OTTAWA—Canada is going all-in when it comes to cyberwarfare.
Weeks after giving the military permission to start developing cyberweapons and other offensive capabilities, the Trudeau government wants to issue a similar directive to Canada’s electronic spy agency.
New national security legislation unveiled on June 20 would, among other things, let the Communications Security Establishment launch cyberattacks against foreign targets.
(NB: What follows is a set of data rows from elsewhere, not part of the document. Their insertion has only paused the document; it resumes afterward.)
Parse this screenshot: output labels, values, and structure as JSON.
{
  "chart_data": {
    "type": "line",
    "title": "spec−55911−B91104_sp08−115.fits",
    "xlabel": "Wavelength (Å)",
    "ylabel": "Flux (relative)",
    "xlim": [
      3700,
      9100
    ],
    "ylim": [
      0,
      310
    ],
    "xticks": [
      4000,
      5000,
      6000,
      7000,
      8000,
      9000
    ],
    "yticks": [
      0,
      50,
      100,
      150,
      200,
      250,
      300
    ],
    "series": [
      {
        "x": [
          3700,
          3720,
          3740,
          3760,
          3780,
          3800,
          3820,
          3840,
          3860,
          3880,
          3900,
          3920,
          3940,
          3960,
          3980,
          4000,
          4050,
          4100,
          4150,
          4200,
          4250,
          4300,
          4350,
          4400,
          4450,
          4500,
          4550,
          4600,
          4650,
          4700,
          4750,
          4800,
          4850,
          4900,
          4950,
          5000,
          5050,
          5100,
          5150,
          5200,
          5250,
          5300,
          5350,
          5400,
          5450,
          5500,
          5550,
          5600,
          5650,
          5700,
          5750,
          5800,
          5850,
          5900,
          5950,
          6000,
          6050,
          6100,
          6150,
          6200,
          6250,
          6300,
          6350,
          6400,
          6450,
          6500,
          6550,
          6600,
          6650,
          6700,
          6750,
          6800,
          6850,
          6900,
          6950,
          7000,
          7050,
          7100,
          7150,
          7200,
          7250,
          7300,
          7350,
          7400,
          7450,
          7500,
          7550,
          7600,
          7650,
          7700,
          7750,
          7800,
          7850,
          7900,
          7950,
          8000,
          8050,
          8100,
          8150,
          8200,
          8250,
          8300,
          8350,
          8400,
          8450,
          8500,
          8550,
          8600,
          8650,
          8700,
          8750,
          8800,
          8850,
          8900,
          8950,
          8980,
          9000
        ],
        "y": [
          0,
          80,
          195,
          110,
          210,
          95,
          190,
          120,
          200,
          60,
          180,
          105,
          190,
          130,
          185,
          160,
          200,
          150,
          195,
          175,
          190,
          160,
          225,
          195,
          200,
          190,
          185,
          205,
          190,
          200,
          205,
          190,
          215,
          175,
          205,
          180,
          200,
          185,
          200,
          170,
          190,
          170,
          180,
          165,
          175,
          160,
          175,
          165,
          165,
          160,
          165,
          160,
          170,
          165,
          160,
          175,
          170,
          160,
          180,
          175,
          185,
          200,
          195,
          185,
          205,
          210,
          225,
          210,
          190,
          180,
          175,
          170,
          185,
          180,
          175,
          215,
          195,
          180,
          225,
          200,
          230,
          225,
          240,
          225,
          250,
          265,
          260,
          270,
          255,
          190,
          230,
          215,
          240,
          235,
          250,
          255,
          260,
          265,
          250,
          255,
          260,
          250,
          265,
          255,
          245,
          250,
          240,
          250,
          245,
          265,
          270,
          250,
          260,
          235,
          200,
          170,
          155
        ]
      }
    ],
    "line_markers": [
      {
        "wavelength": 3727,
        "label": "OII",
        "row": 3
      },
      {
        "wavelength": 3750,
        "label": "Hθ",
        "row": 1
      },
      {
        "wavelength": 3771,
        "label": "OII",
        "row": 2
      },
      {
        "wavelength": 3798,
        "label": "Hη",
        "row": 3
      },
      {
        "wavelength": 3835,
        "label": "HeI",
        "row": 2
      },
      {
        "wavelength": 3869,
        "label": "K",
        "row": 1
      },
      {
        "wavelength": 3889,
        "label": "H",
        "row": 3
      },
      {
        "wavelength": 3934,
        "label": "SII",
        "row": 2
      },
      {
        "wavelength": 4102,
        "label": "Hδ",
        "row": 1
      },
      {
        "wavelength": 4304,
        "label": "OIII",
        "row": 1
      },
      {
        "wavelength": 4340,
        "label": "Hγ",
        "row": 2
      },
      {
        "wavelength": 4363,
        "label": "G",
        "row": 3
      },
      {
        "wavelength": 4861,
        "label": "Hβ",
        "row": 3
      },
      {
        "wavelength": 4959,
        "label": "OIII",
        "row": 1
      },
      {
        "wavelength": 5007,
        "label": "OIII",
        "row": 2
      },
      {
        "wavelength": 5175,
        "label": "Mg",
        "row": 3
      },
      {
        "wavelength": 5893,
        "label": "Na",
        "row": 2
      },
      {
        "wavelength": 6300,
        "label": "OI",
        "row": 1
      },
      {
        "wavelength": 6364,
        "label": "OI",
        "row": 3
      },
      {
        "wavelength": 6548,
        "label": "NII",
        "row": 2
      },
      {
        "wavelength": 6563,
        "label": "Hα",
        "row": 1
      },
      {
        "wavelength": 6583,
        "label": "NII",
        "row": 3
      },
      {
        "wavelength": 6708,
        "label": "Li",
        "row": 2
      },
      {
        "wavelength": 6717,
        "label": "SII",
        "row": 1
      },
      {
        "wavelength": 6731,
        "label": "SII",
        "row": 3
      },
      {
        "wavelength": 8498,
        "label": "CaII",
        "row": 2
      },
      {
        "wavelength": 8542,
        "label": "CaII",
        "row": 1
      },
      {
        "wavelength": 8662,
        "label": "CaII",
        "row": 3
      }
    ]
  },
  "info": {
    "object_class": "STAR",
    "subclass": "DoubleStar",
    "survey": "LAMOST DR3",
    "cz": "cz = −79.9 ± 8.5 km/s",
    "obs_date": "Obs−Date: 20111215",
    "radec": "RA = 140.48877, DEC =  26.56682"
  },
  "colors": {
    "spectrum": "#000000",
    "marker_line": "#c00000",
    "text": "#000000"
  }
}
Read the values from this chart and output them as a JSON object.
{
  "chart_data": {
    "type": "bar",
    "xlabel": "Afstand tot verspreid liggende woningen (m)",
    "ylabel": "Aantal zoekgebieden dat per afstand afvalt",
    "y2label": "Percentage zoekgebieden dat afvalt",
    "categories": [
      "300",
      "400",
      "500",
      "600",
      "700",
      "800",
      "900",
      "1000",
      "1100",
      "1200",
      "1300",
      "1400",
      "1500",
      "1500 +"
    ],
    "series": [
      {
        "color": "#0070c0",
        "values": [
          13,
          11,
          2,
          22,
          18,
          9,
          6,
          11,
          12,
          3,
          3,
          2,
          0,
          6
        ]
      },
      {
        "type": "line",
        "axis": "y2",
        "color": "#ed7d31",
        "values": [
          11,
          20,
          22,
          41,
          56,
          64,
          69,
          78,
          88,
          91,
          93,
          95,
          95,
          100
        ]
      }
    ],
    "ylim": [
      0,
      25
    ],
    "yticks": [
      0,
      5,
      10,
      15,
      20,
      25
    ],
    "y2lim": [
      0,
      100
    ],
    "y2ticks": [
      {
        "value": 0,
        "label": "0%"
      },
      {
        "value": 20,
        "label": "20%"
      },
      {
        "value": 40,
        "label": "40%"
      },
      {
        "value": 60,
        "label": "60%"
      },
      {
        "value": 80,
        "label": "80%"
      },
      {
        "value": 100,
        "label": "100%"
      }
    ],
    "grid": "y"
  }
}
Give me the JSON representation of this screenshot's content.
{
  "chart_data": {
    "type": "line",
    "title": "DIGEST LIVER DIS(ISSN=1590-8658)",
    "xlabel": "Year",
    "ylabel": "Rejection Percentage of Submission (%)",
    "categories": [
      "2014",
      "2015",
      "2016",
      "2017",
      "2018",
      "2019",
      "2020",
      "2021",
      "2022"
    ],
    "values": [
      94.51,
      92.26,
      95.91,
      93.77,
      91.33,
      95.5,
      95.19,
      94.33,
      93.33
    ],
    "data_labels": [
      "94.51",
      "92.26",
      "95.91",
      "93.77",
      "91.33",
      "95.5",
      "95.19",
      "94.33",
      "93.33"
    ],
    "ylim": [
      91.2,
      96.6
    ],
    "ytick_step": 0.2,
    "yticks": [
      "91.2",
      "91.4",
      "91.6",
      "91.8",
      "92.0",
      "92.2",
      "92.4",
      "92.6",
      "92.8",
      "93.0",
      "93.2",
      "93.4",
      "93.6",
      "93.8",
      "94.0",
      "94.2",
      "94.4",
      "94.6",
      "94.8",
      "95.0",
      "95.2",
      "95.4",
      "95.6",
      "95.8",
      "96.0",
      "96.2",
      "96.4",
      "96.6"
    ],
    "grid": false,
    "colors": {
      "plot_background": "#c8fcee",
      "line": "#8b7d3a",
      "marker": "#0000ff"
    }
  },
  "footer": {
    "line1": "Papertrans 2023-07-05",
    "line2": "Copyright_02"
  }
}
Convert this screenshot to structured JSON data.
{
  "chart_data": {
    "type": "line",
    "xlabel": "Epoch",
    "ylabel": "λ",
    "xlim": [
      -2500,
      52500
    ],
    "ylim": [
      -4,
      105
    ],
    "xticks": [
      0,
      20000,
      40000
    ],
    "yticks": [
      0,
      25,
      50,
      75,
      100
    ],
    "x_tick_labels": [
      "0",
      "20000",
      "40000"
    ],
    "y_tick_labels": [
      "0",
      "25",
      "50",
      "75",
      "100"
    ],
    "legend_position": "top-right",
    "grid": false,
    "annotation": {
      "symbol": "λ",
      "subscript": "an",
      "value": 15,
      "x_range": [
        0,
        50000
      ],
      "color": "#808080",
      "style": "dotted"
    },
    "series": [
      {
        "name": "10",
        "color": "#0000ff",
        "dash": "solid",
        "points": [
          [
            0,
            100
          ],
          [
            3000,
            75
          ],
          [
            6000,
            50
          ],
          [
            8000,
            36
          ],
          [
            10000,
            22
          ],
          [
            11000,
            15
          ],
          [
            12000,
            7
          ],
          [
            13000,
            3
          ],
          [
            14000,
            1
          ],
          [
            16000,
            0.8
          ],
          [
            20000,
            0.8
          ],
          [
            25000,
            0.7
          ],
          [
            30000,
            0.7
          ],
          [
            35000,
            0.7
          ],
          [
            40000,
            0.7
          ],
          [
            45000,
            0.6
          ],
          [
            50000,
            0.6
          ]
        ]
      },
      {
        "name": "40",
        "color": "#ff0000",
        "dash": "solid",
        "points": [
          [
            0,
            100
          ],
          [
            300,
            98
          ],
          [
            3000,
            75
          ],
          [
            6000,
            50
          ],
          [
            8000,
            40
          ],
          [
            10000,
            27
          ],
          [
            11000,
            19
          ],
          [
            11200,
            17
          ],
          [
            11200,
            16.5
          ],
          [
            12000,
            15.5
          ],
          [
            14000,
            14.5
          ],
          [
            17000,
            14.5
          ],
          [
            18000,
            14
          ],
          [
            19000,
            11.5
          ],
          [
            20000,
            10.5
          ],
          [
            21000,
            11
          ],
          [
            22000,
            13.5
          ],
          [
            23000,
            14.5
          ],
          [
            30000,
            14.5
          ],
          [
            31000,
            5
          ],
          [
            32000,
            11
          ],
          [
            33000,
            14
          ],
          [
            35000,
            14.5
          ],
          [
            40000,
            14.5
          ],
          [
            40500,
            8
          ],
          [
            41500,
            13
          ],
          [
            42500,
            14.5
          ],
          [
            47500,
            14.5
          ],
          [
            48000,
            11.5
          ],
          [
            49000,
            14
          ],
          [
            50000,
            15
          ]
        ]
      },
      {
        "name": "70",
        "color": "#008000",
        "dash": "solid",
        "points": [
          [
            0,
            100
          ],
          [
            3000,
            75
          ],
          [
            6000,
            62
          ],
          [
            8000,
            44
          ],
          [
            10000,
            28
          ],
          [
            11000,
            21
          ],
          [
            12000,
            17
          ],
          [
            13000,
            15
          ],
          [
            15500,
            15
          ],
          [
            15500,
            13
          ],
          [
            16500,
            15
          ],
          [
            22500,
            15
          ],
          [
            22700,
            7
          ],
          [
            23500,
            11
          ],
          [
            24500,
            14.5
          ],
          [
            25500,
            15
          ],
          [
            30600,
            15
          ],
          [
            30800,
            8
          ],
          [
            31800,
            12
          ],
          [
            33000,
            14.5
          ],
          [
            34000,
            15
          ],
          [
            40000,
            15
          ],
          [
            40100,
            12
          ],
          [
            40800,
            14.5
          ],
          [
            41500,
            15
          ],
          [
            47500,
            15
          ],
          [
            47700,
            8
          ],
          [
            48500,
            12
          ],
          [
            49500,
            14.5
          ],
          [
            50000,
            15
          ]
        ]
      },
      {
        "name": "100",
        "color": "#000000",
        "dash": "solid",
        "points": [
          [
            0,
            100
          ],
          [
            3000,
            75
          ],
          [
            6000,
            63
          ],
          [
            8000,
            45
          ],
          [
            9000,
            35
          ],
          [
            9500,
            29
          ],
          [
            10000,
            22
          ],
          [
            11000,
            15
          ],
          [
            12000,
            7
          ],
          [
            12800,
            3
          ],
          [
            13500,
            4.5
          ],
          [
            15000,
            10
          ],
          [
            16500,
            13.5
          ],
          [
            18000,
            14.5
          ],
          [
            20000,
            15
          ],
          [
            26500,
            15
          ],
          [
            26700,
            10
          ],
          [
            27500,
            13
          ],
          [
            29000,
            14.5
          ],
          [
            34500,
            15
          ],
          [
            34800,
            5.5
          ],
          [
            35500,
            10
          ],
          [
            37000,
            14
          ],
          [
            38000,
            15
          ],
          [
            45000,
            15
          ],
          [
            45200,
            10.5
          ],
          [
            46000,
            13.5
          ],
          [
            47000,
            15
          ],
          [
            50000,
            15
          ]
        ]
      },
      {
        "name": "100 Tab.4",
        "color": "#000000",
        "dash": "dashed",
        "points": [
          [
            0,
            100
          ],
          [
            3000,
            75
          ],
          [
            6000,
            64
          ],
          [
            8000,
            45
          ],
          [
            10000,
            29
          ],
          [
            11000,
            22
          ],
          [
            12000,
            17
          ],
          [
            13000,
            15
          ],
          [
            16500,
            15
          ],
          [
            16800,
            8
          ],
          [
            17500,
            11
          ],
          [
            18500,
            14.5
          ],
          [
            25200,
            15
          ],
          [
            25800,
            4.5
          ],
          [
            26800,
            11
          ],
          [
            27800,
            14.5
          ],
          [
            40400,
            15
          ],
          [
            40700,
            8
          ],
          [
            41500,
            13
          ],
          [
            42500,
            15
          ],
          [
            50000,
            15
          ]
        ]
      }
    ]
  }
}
Those would include potential threats ranging from hackers and terrorists to countries and governments.
The 70-year-old agency’s existing mandate includes protecting computer systems that are deemed critical by the federal government, and only allows for the collection of information from foreign targets.
Those responsibilities would continue under the proposed legislation.
The changes being introduced by the government are necessary to protect Canada in the 21st century, Defence Minister Harjit Sajjan, who is responsible for overseeing the agency, told a news conference.
“Currently we only have a defensive shield,” he said. “We have to wait to be hit.”
The spy agency is also being tapped to help the Canadian military when it comes to developing the latter’s ability to fight online, which was included as part of the Liberal government’s recently released defence policy.
Taken together, the new measures for CSE and the military mark Canada’s entrance into a new realm of warfare—a realm many of its allies already inhabit but which remains extremely complicated and in flux.
They also come days after the CSE warned that cyberthreats to the democratic process around the world are on the rise, and that Canada faced the risk of cyberattacks during the next federal election in 2019.
Public Safety Minister Ralph Goodale, who introduced the proposed legislation, said the government is matching the new powers being given to CSE with additional checks and balances.
Offensive operations will need advance approval from the defence minister and a new intelligence commissioner, while a new committee will review the actions of CSE and several other agencies each year.
The electronic spy agency will also be forbidden from targeting Canadians or anyone in Canada, except when it comes to collecting or analyzing information for another government department with a warrant.
CSE will be allowed to keep information that it obtains “incidentally”—data that was not expressly sought, but obtained in the process of targeting a legitimate target.
That could stoke concerns about the privacy of Canadians given the CSE’s expanded mandate and revelations, exposed by Edward Snowden in 2014, of the widespread nature of electronic spying globally.
NDP public safety critic Matthew Dube said he was worried the safeguards built into the legislation wouldn’t be enough to ensure CSE’s new powers were being used appropriately.
“The government must explain how they intend to prevent the leaking of cyberweapons into the wrong hands,” he added, “as we saw last month with the global attack based on a vulnerability stolen from an NSA stockpile.”
Hackers reportedly stole a large amount of cyberweapons from the NSA in April, one of which was later used in May to launch the WannaCry attack, which struck different parts of Europe and Asia.